Try out jpdb.io!

I just want more people to try out this website since for me (and many others) it has made learning Japanese feel easier and also more fun compared to using Anki.

There’s prebuilt decks made from anime, visual novels, light novels and so on. JPDB tracks your known words so it tells you what coverage you have on different pieces of media.

Also the scheduling system I find much more efficient compared to Ankis. I can learn more new words per day and still not feel overwhelmed by the reviews.

There are more features as well and there’s a discord server with nice people.

Give it a try.

Btw I didn’t make the site or anything I just want to recommend it to japanese learners cause it hasn made my learning more fun and efficient.

16 comments
  1. It’s generally great. The main things people complain about are the lack of an offline mode and export feature. Last I heard there was an API in development/beta testing. Any news on this and what it will allow people to do?

  2. It seems pretty cool from the quick look I gave it! Can I ask if it’s totally free before I sign up? Thank you! 🙂

  3. I like that it has pitch accent which is definitely nice. I’ll have to consider doing this after my 5k deck!

  4. I haven’t used it but it seems like a good way to prep for reading a book.

    I could see myself using it, but I use anki. Perhaps if it could somehow merge with anki.

  5. The API + JPDB-Browser-Reader extension has been an absolute game changer in terms of making the learning/reviewing process from media seamless. Absolutely recommend even though it’s still buggy/in development
    makes playing games a breeze to learn from: https://streamable.com/ci0az0

  6. By FAR the best feature of jpdb is the text parser. You can just paste in a block of text and it will spit out a deck with all the vocab in it. It’s an absolutely killer feature and a game changer – instead of just relying on the premade decks, you can make a solid vocab deck for absolutely anything you plan to read.

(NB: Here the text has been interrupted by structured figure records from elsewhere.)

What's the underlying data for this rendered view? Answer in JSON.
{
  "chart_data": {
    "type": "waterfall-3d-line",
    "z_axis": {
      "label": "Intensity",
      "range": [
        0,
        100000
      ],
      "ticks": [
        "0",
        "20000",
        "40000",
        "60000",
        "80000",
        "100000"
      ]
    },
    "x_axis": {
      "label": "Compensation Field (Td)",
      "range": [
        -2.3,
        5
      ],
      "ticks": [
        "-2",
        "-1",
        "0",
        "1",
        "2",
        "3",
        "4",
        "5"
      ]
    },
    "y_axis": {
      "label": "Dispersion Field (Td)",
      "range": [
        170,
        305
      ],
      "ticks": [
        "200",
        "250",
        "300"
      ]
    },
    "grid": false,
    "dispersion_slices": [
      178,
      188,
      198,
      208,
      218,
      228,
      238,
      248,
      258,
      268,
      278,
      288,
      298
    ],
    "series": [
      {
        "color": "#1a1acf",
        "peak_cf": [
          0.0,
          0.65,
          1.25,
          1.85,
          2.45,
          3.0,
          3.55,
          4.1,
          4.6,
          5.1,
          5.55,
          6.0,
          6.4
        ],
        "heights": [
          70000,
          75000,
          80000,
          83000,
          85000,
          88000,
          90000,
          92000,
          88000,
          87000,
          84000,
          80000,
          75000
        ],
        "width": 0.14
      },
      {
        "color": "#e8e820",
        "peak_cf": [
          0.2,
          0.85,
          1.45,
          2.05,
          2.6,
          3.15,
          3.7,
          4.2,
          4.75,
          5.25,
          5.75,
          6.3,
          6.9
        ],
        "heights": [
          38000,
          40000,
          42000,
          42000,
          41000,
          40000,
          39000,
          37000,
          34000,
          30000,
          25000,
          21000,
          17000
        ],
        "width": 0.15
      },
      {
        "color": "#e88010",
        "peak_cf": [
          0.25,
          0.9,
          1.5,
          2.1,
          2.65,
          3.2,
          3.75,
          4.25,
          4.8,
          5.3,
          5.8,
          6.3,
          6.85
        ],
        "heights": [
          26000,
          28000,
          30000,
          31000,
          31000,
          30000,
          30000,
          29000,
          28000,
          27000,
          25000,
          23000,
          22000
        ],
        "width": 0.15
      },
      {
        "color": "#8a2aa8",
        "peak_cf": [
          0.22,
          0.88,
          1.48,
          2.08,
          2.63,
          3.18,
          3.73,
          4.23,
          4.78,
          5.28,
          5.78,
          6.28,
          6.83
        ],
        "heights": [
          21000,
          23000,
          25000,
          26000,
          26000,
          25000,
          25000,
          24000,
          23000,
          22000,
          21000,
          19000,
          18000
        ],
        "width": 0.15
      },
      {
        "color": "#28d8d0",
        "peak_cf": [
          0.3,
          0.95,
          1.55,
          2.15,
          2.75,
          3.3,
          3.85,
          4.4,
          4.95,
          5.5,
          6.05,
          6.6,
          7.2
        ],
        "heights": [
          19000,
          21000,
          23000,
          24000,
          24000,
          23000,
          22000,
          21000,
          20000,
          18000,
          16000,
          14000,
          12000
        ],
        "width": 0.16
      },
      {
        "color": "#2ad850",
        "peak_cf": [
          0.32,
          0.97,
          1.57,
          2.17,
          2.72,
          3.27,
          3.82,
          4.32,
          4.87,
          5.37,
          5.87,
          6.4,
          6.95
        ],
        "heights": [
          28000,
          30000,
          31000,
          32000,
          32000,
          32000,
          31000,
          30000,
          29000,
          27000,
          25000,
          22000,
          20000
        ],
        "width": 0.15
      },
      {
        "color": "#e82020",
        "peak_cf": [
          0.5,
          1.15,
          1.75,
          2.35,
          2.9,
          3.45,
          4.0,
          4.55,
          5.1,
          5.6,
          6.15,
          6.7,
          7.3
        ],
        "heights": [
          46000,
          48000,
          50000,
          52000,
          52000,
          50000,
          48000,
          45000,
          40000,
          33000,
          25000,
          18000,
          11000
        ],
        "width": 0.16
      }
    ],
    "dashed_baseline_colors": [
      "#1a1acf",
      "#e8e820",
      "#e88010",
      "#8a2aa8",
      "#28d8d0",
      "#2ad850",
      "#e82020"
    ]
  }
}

    If you just want the data and don’t want to use the jpdb srs, unfortunately there’s no way to export the data just yet. However if you have some programming skillz you can scrape the data from your own custom decks very easily. Luckily the developers haven’t put any road blocks in the way.

    jpdb rules 👍

  7. One thing I’ve never understood about Jpdb is when you click on something to add as a deck will it then add every single word from the media it’s from? Like the really common words such as あれ それ なに 私 etc. Or can you filter it in terms of word frequency? 

  8. I literally just bought all the NGNL light novels and was going to painstakingly make a deck for them if I couldn’t find one. This is a huge help, thank you!

  9. I give it a positive review too.

    I like the SRS pacing, I like the way everything is organized and straightforward.

    It’s like all the Anki add-ons I wanted to use in one.

    I do wish it had offline mode since I use the subway to commute.

    The main pitfall IMO is that the example sentences are selected automatically and sometimes they aren’t really the same word or have different readings. It’s the same as jisho.org and such. You can bring your own examples which is great.

  10. As a beginner I’m loving this. I loaded up the Genki decks, then the other textbooks, and finally the core 2.3k deck. It’s a great vocab and kanji learning tool to go along with my textbook work and reading practice. There’s a yomichan extension as well for easily adding cards to your deck from yomichan lookups.

  11. Does anyone know if it works with the tobira beginning textbooks? I want to give it a try!

  12. Thanks for the reccomendation it looks neat!

    Thanks for the recommendation it looks neat!

  13. I’ve started using the Genki II premade deck, and it is a really incredible tool. I like it quite a bit more than Anki so far.

    A couple of criticisms. The example sentences are sometimes too advanced for me. I’m sure it’s a difficult balancing act of creating example sentences that would make sense in a variety of decks for a given word. It would be nice if a deck could marked a certain level (N5, N4, beginner, advanced, whatever) and the example sentences would correspond to that level. Sometimes the most common meaning that JPDB picks doesn’t really match up with what Genki is teaching the meaning to me. Like, for あげる, Genki II is teaching it in the context of to give. JPDB picked the meaning of to do for the sake of someone else in the te form of a verb. It might very well be the most common meaning, but it doesn’t match up with the book. The cool thing is that you can go in and edit the card and select which meanings you want to show up on the back.

    Anyway, I also highly recommend it!